Moreover, insistence on the utmost regularity of procedure, in itself not always to be heeded if our decisions mean anything at all, is even less persuasive in tenancy litigations. Only recently, on a matter that perhaps involved a failure to abide by what hitherto controlling principles of procedure require, we had occasion to hold: "Social justice would be a meaningless term if in a situation like the present, an element of rigidity would be affixed to procedural precepts and made to cover the matter. Flexibility should not be ruled out. Precisely, what is sought to be accomplished by such a fundamental principle expressly so declared by the Constitution is the effectiveness of the community's effort to assist the economically underprivileged. For under existing conditions, without such succor and support, they might not, unaided, be able to secure justice for themselves."9

WHEREFORE, the Court of Appeals decision of January 29, 1968 is set aside, and the order of the Court of Agrarian Relations of the First Judicial District, Branch II, Ilagan, Isabela of June 28, 1967 ordering the reinstatement of petitioners to the land in question, with respondents being required to respect such possession of petitioners, is revived. With costs against private respondents.
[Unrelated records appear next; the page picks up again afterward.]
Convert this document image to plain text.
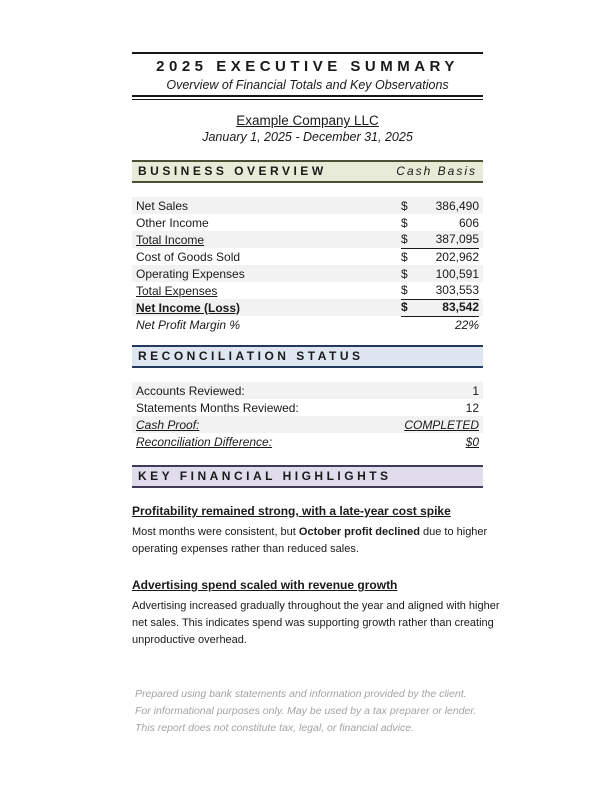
2025 EXECUTIVE SUMMARY
Overview of Financial Totals and Key Observations
Example Company LLC
January 1, 2025 - December 31, 2025
BUSINESS OVERVIEW	Cash Basis
Net Sales	$ 386,490
Other Income	$	606
Total Income	$ 387,095
Cost of Goods Sold	$ 202,962
Operating Expenses	$ 100,591
Total Expenses	$ 303,553
Net Income (Loss)	$	83,542
Net Profit Margin %	22%
RECONCILIATION STATUS
Accounts Reviewed:	1
Statements Months Reviewed:	12
Cash Proof:	COMPLETED
Reconciliation Difference:	$0
KEY FINANCIAL HIGHLIGHTS
Profitability remained strong, with a late-year cost spike
Most months were consistent, but October profit declined due to higher
operating expenses rather than reduced sales.
Advertising spend scaled with revenue growth
Advertising increased gradually throughout the year and aligned with higher
net sales. This indicates spend was supporting growth rather than creating
unproductive overhead.
Prepared using bank statements and information provided by the client.
For informational purposes only. May be used by a tax preparer or lender.
This report does not constitute tax, legal, or financial advice.
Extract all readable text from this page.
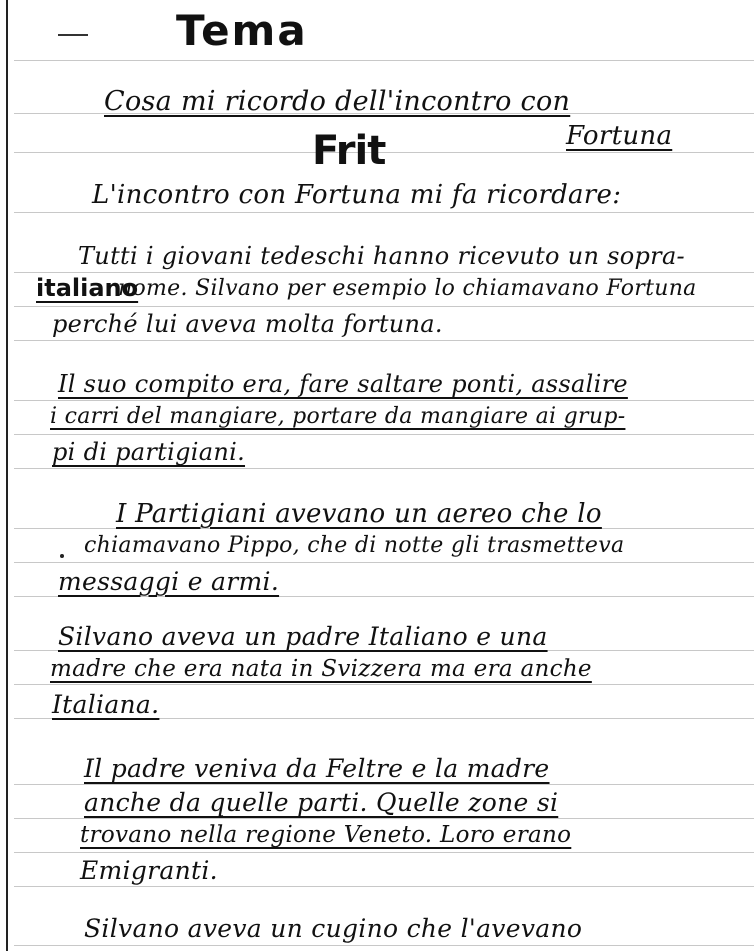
Tema
Cosa mi ricordo dell'incontro con
Fortuna
Frit
L'incontro con Fortuna mi fa ricordare:
Tutti i giovani tedeschi hanno ricevuto un sopra-
nome. Silvano per esempio lo chiamavano Fortuna
italiano
perché lui aveva molta fortuna.
Il suo compito era, fare saltare ponti, assalire
i carri del mangiare, portare da mangiare ai grup-
pi di partigiani.
I Partigiani avevano un aereo che lo
chiamavano Pippo, che di notte gli trasmetteva
messaggi e armi.
Silvano aveva un padre Italiano e una
madre che era nata in Svizzera ma era anche
Italiana.
Il padre veniva da Feltre e la madre
anche da quelle parti. Quelle zone si
trovano nella regione Veneto. Loro erano
Emigranti.
Silvano aveva un cugino che l'avevano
Concepcion, C.J., Reyes, J.B.L., Dizon, Makalintal, Zaldivar, Sanchez, Castro, Teehankee and Barredo, JJ., concur.


Footnotes

1 Art. II, Sec. 5 and XIV, Sec. 6, Constitution. Rep. Acts Nos. 1199 (1955), 1267 (1955) and 3844 (1963).

2 Civil Case No. 1807.

3 CA-G.R. No. 40567-R.

4 60 0. G. 7932 (1960).

5 Sec. 9 of Republic Act No. 1199 as amended by Sec. 3 of Republic Act No. 2263 (1959).

6 5 SCRA 558 (1962).

7 Joya v. Pareja, 106 Phil. 645, 652. The Joya case was cited with approval in Ponce v. Guevarra, 10 SCRA 649 (1964).

8 Amante v. Court of Agrarian Relations, 18 SCRA 427 (1966); Mipalar v. Santos, 20 SCRA 935 (1967); Del Rosario v. De los Santos, 22 SCRA 1196 (1968); Ibaviosa v. Tuason, 21 SCRA 1438 (1967); Carillo v. Allied Workers Asso., 24 SCRA 566 (1968); and Teodoro v. Macaraeg, 27 SCRA 7 (1969).

9 Carillo v. Allied Workers' Asso. of the Phil., 24 SCRA 566, 573 (1968). The above excerpt was cited with approval in Teodoro v. Macaraeg, 27 SCRA 7 (1969).